Well-known liquidator and columnist Damien Grant has won a court battle to have his insolvency licence reconsidered after it was rejected because of his criminal history.
The Restructuring, Insolvency and Turnaround Association New Zealand (Ritanz) deemed Grant to not be a "fit and proper person" when it declined his application earlier this year.
He sought a judicial review of the decision in the High Court at Auckland last month.
Today, Justice Matthew Muir delivered his judgment and quashed Ritanz's decision, while also directing the organisation to reconsider the application.
Justice Muir had said at the hearing it was not for him to determine if Grant's character met the requirements of Ritanz but rather if its panel had conducted the process lawfully.
But the judge also said in his decision today: "Perfection is not required."
In a statement following the result, Grant said it has been an "incredibly difficult experience, both emotionally and financially, on myself, my family, and my staff".
"At the heart of our criminal justice system is the belief that those who have failed are given the opportunity to redeem themselves, both in the eyes of their family, friends and the wider society. I have been given this opportunity and am enormously grateful."

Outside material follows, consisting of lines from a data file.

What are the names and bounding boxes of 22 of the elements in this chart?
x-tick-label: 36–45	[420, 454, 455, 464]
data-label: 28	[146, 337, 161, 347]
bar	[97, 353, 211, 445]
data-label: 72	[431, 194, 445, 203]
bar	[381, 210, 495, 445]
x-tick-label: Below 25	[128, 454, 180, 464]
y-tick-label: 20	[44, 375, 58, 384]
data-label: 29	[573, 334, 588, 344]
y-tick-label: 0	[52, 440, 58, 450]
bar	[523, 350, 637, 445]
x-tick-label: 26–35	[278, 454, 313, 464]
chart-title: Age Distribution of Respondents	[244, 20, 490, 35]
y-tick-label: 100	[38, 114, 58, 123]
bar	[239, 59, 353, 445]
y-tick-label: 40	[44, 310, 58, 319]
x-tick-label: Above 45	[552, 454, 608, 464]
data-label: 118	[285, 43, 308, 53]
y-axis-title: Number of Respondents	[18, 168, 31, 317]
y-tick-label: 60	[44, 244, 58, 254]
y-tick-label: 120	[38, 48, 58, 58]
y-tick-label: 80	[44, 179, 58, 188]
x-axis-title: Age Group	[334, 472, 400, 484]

Grant served prison time for fraud and credit card offences, the last of which he was convicted of in 1994.
He has 34 convictions for dishonesty offences, the first involved offending for which he was sentenced in December 1987 and February 1988, at which point he was 22 years old.
A second tranche of offending occurred about six years later and has been described as "share theft frauds". It involved more serious offending with the total value of the frauds in the hundreds of thousands of dollars and resulted in convictions for theft, forgery, personification by fraud, altering a document, conspiracy and other related charges.
Grant's Ritanz application came about due to the Insolvency Practitioners' Regulation Act coming into effect this year which require insolvency practitioners to hold a licence with an accredited organisation.
The regulation means Grant, who is not a chartered accountant but has operated Waterstone Insolvency since 2006, will not be able to continue as a insolvency practitioner without a licence.
"I accept that given one of the purposes of the Act was to promote integrity among insolvency practitioners, it would be wrong to suggest that any lesser standard of honesty and trustworthiness was appropriate to insolvency practitioners than to lawyers," Justice Muir said in his judgment, released this afternoon.
"It can be no more appropriate to admit to practice a potential liquidator formerly convicted of complex fraud than it can be a lawyer with similar convictions. However, the case law in respect of lawyers suggests there is no immutable bar in that respect and likewise there should be no immutable bar for insolvency practitioners."
Justice Muir said the danger in the panel's approach to Grant's application was that in the case of serious dishonesty offending, a balancing approach may leave the scales permanently weighted against admission.
"That is not to say that the nature of the offending is not important. Conspicuously it is. And, as the Supreme Court acknowledged, dishonesty offending, will always be 'problematic' in the case of admission to a profession or vocation where honesty is essential," he added.
"But what is 'generally' the position or what might be regarded as a 'problematic' case does not mean to say that the door is permanently closed."
Justice Muir said on fair reading of the evidence, supported by Grant's long history of having "owned" his criminal past, it would "be difficult to suggest that he had not fully and completely accepted the wrongness of his acts".
"Mr Grant would not be the first adult not to fully understand why, in comparative youth, he or she had acted as they did."
While in prison Grant also furthered his studies and completed a bachelor of commerce after his release.
The judge also said he did not consider the Ritanz panel to be correct by adopting its retrospective lens, in criticising Grant for his apparent "[un]interest in acknowledging the offending in public until the media threatened to expose him".
"A person can be genuinely remorseful for their actions without expressing it in public and it was, in my view, an error to discount or minimise his remorse for that reason," Justice Muir said.
"I consider the panel adopted an approach which focused overly on the historic position and gave too little emphasis on Mr Grant's reformative efforts over 27 years."
Although he quashed the panel's decision, Justice Muir said he was not persuaded to substitute his own decision and make an order admitting Grant to membership of Ritanz.
"This could never be described as a clear case. I have already indicated that I consider honesty as much a prerequisite for practice as an insolvency practitioner as for practice as a lawyer," he said.
"The hurdle Mr Grant was required to cross was always therefore high, but not necessarily insuperable."
Several of Grant's supporters were in the courtroom for the day-long hearing, while other high-profile people - such as former politician Dr Don Brash - had written affidavits in support of Grant's bid.
After today's decision Grant said he was "looking forward to continuing to make a positive contribution to both the insolvency industry and those who engage with myself and my practice".